I’m trying to use NVIDIA SDK Manager on ubuntu inside a corporate environment where HTTPS traffic is intercepted and re-signed by our company’s certificate authority.
When I launch SDK Manager and attempt to log in the browser opens (CA Certificate was added there), login works fine, but sdkmanager immediately says “session expired please log in again”.
The logs say:
error: Failed to get id token from https://login.nvidia.com/…
Error: RequestError: unable to verify the first certificate
I searched the forum and found many people having this problem, still without a solution. Unfortunately i cannot add to those topics as they are closed by now. (See Sdkmanager login problem - #13 by kfawcett for example). I tried the ai generated solutions written in:
Everything else in the system works, as i added the certificate to the system using:
sudo cp my-company-root-ca.crt /usr/local/share/ca-certificates/
sudo update-ca-certificates
→ So apt, curl and so on is working fine but i cant get the sdkmanager to respect it.
My questions are:
Does SDK Manager use its own certificate trust store, separate from the system one?
Is there a supported way to configure SDK Manager to use a custom CA certificate file?
If not, what is the recommended method for running SDK Manager in a corporate environment with SSL interception?
Any guidance or documentation references would be greatly appreciated.
My last flash of my Orin I used sdkmanager --cli and it was straightforward. I wonder if this work around the problem. QR code login option Install with the Command Line — SDK Manager
When the QR code image appears, scan the code via a camera application on a different device.
Enter the credentials for your NVIDIA Developer account on that device.
Once completed, SDK Manager will start.
I’m seeing the same thing. My browser opens up. I successfully log-in, but then SDK Manager responds with a timeout message. The log file shows this:
12:00:29.266 - error: Failed to get id token from ``https://login.nvidia.com/token?grant_type=authorization_code&code=...`` Error: RequestError: unable to get local issuer certificate. 12:00:29.267 - info: Event: Login Complete: failed 12:00:29.274 - error: loginManager.login failed: token_rejected
Like the OP, I’m on a corporate-managed computer, which proxies everything. I have the necessary intermediate CA certificate. It is installed in Linux and in my browser, but it would appear that SDK Manager doesn’t look in either of those locations.
So how do I tell it to use my certificate? Or failing that, tell it to ignore the error.
Do you have any update on this? Seems like many people are having the same problem and it’s not only in this topic here. I found at least three other topics where people are describing the exact same problem. Is this SDK Manager limitation where it doesn’t respect the local OS Cert store (for example on Ubuntu) or it’s some kinds of a bug?
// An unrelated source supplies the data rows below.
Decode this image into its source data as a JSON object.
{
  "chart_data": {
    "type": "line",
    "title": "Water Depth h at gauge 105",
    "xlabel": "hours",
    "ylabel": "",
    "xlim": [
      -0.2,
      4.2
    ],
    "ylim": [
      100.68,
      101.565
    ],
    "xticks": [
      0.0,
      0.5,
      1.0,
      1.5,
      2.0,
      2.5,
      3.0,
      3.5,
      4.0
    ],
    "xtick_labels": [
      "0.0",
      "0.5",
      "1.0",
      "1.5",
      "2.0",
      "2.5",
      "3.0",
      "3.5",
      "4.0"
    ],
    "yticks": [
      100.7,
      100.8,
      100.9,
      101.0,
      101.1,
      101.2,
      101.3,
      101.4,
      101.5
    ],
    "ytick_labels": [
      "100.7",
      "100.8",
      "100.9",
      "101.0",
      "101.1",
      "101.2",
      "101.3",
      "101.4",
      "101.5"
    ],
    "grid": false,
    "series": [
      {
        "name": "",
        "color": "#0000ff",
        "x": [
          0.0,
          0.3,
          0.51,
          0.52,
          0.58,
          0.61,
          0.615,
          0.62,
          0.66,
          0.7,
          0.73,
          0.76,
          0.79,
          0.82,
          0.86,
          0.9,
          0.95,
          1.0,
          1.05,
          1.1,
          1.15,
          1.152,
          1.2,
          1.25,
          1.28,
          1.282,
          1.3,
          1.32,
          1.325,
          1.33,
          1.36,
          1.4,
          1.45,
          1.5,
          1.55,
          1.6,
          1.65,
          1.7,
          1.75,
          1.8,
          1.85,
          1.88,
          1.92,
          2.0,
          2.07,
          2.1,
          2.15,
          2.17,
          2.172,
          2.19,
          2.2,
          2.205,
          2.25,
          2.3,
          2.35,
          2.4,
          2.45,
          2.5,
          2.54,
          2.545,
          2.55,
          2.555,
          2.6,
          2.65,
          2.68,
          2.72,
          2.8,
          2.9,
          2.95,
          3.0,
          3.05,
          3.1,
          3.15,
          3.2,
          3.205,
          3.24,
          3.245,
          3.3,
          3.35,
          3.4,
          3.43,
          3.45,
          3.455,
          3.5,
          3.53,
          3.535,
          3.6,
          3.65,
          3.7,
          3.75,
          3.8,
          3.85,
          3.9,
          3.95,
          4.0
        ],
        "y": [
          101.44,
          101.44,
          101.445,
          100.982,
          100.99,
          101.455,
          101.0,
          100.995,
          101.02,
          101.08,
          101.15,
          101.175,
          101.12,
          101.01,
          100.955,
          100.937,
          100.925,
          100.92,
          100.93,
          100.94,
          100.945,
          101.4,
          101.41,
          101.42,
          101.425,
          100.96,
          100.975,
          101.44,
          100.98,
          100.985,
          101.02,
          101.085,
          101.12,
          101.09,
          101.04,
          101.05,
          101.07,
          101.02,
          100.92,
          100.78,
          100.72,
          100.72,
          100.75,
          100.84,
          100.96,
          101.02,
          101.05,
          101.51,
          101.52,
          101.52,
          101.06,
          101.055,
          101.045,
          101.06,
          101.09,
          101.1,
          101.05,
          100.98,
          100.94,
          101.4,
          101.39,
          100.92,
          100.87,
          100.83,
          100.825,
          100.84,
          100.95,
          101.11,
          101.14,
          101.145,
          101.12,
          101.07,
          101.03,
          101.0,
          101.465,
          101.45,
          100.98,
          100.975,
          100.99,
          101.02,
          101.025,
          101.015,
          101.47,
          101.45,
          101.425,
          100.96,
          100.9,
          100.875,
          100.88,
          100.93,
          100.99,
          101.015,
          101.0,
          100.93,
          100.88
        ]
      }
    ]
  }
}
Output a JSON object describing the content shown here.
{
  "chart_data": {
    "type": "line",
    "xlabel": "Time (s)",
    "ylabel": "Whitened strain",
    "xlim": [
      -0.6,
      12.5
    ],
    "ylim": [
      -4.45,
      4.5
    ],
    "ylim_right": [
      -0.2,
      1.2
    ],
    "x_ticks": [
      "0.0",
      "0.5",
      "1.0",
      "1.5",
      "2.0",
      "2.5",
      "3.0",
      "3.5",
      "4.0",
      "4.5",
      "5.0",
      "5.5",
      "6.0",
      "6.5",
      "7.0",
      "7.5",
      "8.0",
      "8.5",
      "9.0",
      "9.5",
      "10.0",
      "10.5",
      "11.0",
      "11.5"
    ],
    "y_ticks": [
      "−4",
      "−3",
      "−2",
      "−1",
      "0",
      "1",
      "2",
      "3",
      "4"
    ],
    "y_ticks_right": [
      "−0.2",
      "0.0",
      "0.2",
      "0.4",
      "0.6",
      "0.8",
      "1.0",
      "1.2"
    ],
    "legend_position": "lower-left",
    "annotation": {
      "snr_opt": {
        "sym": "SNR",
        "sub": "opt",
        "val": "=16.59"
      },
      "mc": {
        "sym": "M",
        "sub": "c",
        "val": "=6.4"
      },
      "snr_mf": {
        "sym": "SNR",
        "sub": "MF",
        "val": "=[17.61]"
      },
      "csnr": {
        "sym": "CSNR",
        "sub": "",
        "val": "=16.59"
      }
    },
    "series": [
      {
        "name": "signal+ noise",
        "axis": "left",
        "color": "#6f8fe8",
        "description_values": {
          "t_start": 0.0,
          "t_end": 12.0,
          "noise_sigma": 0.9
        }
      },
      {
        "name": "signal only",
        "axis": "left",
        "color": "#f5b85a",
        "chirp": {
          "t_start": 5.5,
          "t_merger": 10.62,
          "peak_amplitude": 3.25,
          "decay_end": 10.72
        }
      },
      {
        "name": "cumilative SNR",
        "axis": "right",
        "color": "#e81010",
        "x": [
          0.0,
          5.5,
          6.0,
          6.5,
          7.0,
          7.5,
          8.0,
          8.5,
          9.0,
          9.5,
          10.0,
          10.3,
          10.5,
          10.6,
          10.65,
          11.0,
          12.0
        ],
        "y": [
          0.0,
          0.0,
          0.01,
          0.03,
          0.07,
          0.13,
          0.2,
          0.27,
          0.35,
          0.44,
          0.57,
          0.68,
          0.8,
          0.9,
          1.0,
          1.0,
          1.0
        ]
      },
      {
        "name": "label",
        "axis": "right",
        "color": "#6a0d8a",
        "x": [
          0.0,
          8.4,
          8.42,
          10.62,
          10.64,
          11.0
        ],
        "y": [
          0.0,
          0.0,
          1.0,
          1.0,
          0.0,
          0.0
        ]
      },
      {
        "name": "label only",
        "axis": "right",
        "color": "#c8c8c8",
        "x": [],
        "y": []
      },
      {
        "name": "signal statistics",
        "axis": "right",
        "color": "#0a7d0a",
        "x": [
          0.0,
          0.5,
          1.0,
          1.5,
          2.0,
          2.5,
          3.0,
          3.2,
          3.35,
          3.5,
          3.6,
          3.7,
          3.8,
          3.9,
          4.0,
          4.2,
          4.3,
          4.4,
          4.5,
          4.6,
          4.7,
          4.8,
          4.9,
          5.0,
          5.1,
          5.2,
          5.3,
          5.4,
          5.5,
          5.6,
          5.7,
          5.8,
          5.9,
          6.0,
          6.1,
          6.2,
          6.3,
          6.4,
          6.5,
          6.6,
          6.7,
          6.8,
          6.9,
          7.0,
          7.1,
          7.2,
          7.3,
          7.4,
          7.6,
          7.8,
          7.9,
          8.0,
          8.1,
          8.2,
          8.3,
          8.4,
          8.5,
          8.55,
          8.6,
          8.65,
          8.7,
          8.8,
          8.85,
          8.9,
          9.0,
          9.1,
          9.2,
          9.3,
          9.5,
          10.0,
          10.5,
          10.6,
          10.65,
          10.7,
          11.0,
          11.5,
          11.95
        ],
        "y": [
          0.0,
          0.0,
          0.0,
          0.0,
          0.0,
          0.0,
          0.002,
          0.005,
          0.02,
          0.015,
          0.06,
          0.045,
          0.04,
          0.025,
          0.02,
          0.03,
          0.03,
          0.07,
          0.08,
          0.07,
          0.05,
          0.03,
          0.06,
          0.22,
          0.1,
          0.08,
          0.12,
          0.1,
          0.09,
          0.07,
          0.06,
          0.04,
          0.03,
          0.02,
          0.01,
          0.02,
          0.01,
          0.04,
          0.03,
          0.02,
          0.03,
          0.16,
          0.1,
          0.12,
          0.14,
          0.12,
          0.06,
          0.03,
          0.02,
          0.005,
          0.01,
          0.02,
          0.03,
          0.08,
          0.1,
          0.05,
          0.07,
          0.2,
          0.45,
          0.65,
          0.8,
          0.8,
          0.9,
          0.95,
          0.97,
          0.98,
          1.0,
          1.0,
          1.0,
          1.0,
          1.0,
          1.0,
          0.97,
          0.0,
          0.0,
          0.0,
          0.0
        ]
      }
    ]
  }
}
Thank you for following up on this, and we apologize for the inconvenience and the lack of a prior response.
We do have an internal tracking ticket open to investigate this behavior.
Unfortunately, our team has not yet been able to prioritize the full investigation and implementation of a fix for this issue. At this time, we do not have a supported workaround or an estimated timeframe for when a solution will be available.
We understand this can be frustrating for those working behind corporate proxies, and we appreciate your patience. We will be sure to update this thread as soon as we have any new progress or a potential fix to share.